The senator followed the doctor who stopped in front of two metal boxes in the size and shape of a coffin.
“We use two test subjects in the final stages of the experiment,” the doctor started his orientation, “after injecting the subject with Neuromuscular-blocking and induced semi-coma drugs, we put him inside a cell pod, which provides the subject with mechanical ventilation, nutrition, brain neuro-signals decoder/encoder and virtual reality headset.”
“Is he in a coma? Can he feel anything?” the senator asked and watched the signals displayed on the monitor.
“The subject’s body is paralysed, but his brain is active,” the doctor said. “He is not aware of his real surroundings, but we can program his mind to feel a different virtual environment. In his mind he is wide awake and vital, he can feel with all five senses whatever we want him to experience, and the virtual environment feels very real to him.”

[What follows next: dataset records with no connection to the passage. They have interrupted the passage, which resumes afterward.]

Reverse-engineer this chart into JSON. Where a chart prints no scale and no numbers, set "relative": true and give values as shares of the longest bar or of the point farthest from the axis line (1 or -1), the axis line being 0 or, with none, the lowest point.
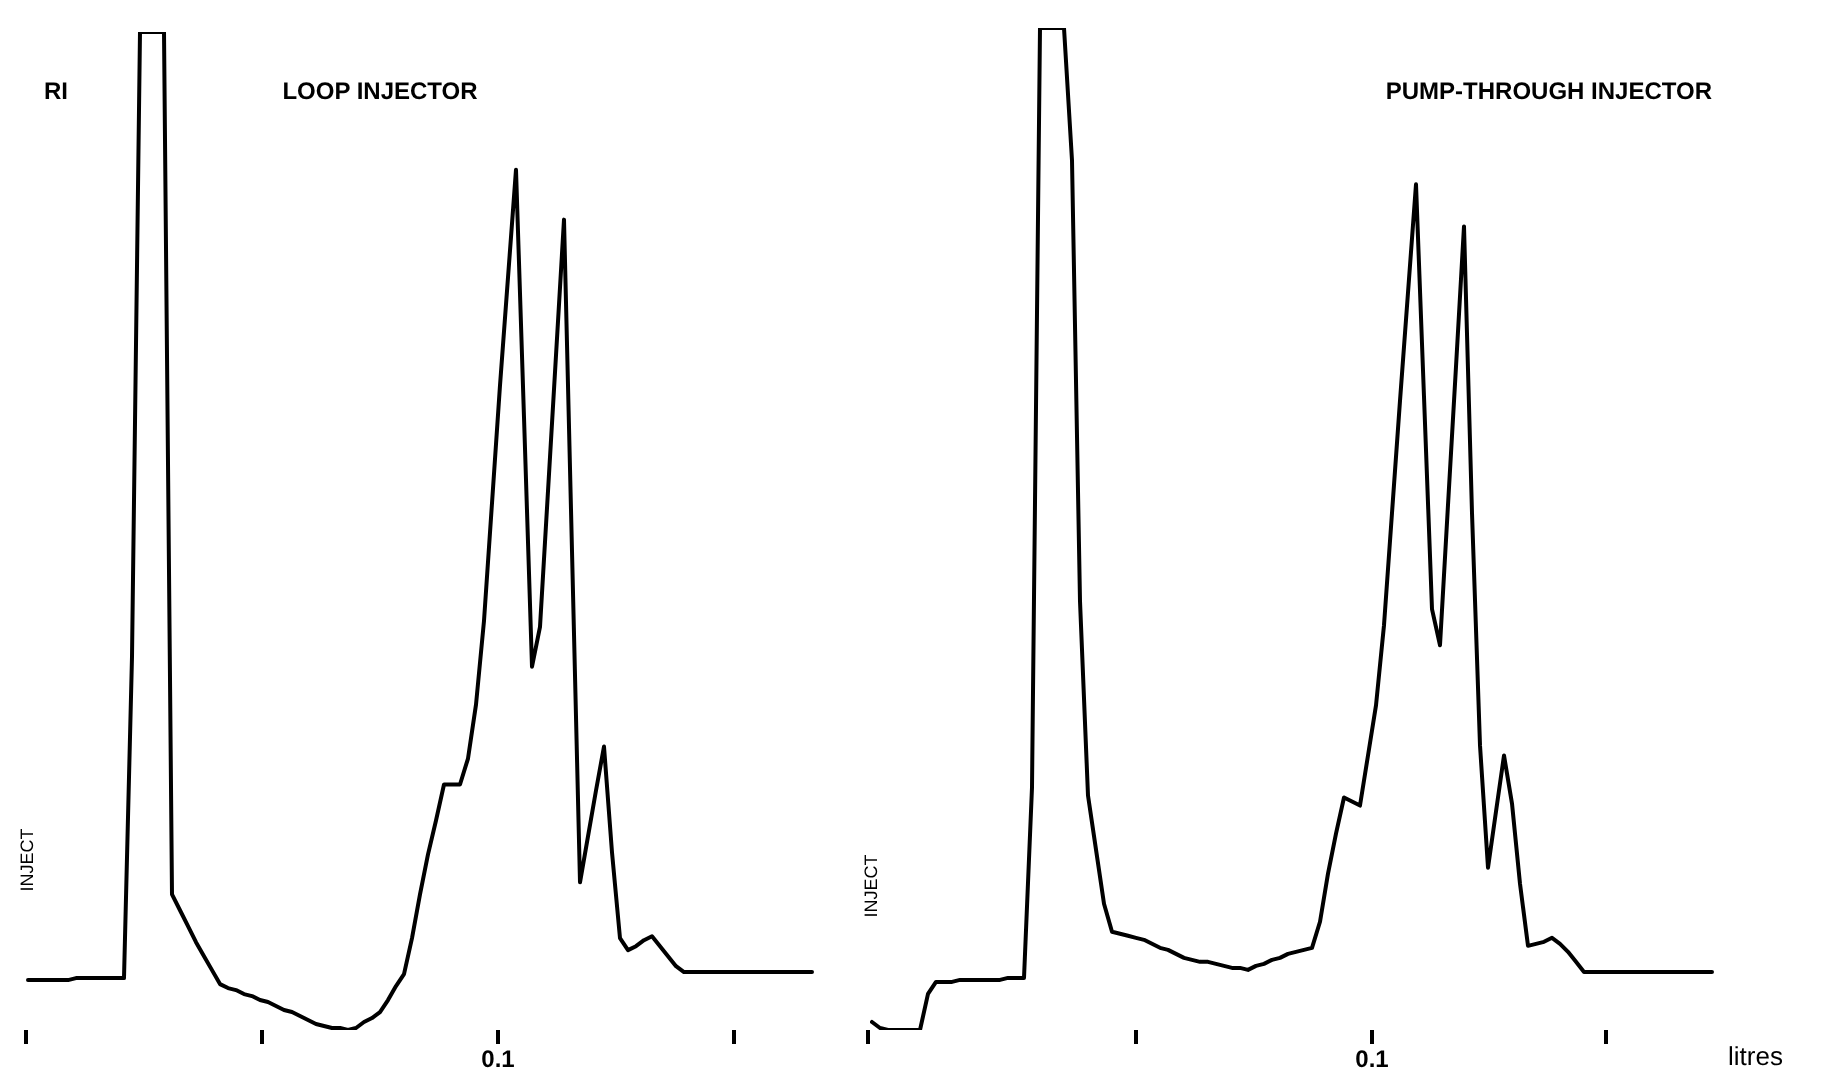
{
  "chart_data": [
    {
      "type": "line",
      "title": "LOOP INJECTOR",
      "ylabel": "RI",
      "relative": true,
      "color": "#000000",
      "marker": "none",
      "legend": false,
      "annotations": [
        "INJECT",
        "0.1"
      ],
      "categories": [
        null,
        null,
        null,
        null,
        null,
        null,
        null,
        null,
        null,
        null,
        null,
        null,
        null,
        null,
        null,
        null,
        null,
        null,
        null,
        null,
        null,
        null,
        null,
        null,
        null,
        null,
        null,
        null,
        null,
        null,
        null,
        null,
        null,
        null,
        null,
        null,
        null,
        null,
        null,
        null,
        null,
        null,
        null,
        null,
        null,
        null,
        null,
        null,
        null,
        null,
        null,
        null,
        null,
        null,
        null,
        null,
        null,
        null,
        null,
        null,
        null,
        null,
        null,
        null,
        null,
        null,
        null,
        null,
        null,
        null,
        null,
        null,
        null,
        null,
        null,
        null,
        null,
        null,
        null,
        null,
        null,
        null,
        null,
        null,
        null,
        null,
        null,
        null,
        null,
        null,
        null,
        null,
        null,
        null,
        null,
        null,
        null,
        null,
        null
      ],
      "values": [
        0.05,
        0.05,
        0.05,
        0.05,
        0.05,
        0.05,
        0.052,
        0.052,
        0.052,
        0.052,
        0.052,
        0.052,
        0.052,
        0.374,
        1,
        1,
        1,
        1,
        0.136,
        0.12,
        0.104,
        0.088,
        0.074,
        0.06,
        0.046,
        0.042,
        0.04,
        0.036,
        0.034,
        0.03,
        0.028,
        0.024,
        0.02,
        0.018,
        0.014,
        0.01,
        0.006,
        0.004,
        0.002,
        0.002,
        0,
        0.002,
        0.008,
        0.012,
        0.018,
        0.03,
        0.044,
        0.056,
        0.092,
        0.136,
        0.176,
        0.21,
        0.246,
        0.246,
        0.246,
        0.272,
        0.326,
        0.41,
        0.528,
        0.646,
        0.754,
        0.862,
        0.614,
        0.364,
        0.404,
        0.54,
        0.676,
        0.812,
        0.48,
        0.148,
        0.194,
        0.24,
        0.284,
        0.178,
        0.092,
        0.08,
        0.084,
        0.09,
        0.094,
        0.084,
        0.074,
        0.064,
        0.058,
        0.058,
        0.058,
        0.058,
        0.058,
        0.058,
        0.058,
        0.058,
        0.058,
        0.058,
        0.058,
        0.058,
        0.058,
        0.058,
        0.058,
        0.058,
        0.058
      ]
    },
    {
      "type": "line",
      "title": "PUMP-THROUGH INJECTOR",
      "xlabel": "litres",
      "relative": true,
      "color": "#000000",
      "marker": "none",
      "legend": false,
      "annotations": [
        "INJECT",
        "0.1"
      ],
      "categories": [
        null,
        null,
        null,
        null,
        null,
        null,
        null,
        null,
        null,
        null,
        null,
        null,
        null,
        null,
        null,
        null,
        null,
        null,
        null,
        null,
        null,
        null,
        null,
        null,
        null,
        null,
        null,
        null,
        null,
        null,
        null,
        null,
        null,
        null,
        null,
        null,
        null,
        null,
        null,
        null,
        null,
        null,
        null,
        null,
        null,
        null,
        null,
        null,
        null,
        null,
        null,
        null,
        null,
        null,
        null,
        null,
        null,
        null,
        null,
        null,
        null,
        null,
        null,
        null,
        null,
        null,
        null,
        null,
        null,
        null,
        null,
        null,
        null,
        null,
        null,
        null,
        null,
        null,
        null,
        null,
        null,
        null,
        null,
        null,
        null,
        null,
        null,
        null,
        null,
        null,
        null,
        null,
        null,
        null,
        null,
        null,
        null,
        null,
        null,
        null,
        null,
        null,
        null,
        null,
        null,
        null
      ],
      "values": [
        0.008,
        0.002,
        0,
        0,
        0,
        0,
        0,
        0.036,
        0.048,
        0.048,
        0.048,
        0.05,
        0.05,
        0.05,
        0.05,
        0.05,
        0.05,
        0.052,
        0.052,
        0.052,
        0.242,
        1,
        1,
        1,
        1,
        0.868,
        0.428,
        0.234,
        0.18,
        0.126,
        0.098,
        0.096,
        0.094,
        0.092,
        0.09,
        0.086,
        0.082,
        0.08,
        0.076,
        0.072,
        0.07,
        0.068,
        0.068,
        0.066,
        0.064,
        0.062,
        0.062,
        0.06,
        0.064,
        0.066,
        0.07,
        0.072,
        0.076,
        0.078,
        0.08,
        0.082,
        0.108,
        0.156,
        0.196,
        0.232,
        0.228,
        0.224,
        0.274,
        0.324,
        0.404,
        0.516,
        0.628,
        0.736,
        0.844,
        0.632,
        0.42,
        0.384,
        0.524,
        0.662,
        0.802,
        0.516,
        0.284,
        0.162,
        0.218,
        0.274,
        0.226,
        0.146,
        0.084,
        0.086,
        0.088,
        0.092,
        0.086,
        0.078,
        0.068,
        0.058,
        0.058,
        0.058,
        0.058,
        0.058,
        0.058,
        0.058,
        0.058,
        0.058,
        0.058,
        0.058,
        0.058,
        0.058,
        0.058,
        0.058,
        0.058,
        0.058
      ]
    }
  ]
}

“I have heard you lost one of the inmates. Please tell me about that,” the senator said and looked into the doctor’s eyes.
“Yes, well…” the doctor stammered, “We put our first subject in a total void environment, an empty dark room, in complete solitude. After a few weeks, his body was flooded with stress hormones and inflammation. Eventually, his brain collapsed and died. We put another subject in his environment to keep him company, but it was too late for him. we have learned the harmful effect of solitude and despair, so now we put the inmates in groups and provide them with a sense of hope and challenges.”
“Who are the test subjects?” the senator asked and looked back at the cell pods.
Warden Dixon came forward and pointed at the left pod. “In here lies Anthony Giordano, a serial killer and a rapist. He was sentenced to twenty-four life sentences for kidnapping, raping and murdering of twenty-four women in his Midwest farm two years ago.” The warden pointed at the right cell pod and continued, “And here lies Jake Dudley, a known pedophile. He was sentenced to five life sentences for kidnapping and molesting of children, four of them were found dead in his summer cabin.”
The senator turned to the warden and said, “before we are moving two thousand maximum-security convicts from Attica Prison to this facility, we need to prove the Supreme Court that we are treating the inmates fairly, and the public would like to make sure they are paying for their crimes and not sleeping calmly through their sentence period.”
“Oh, trust me,” said the doctor, “they are paying for their crimes.”
Jake woke up laying on a cold hard concrete floor. He opened his eyes and looked around, but it was pitch black.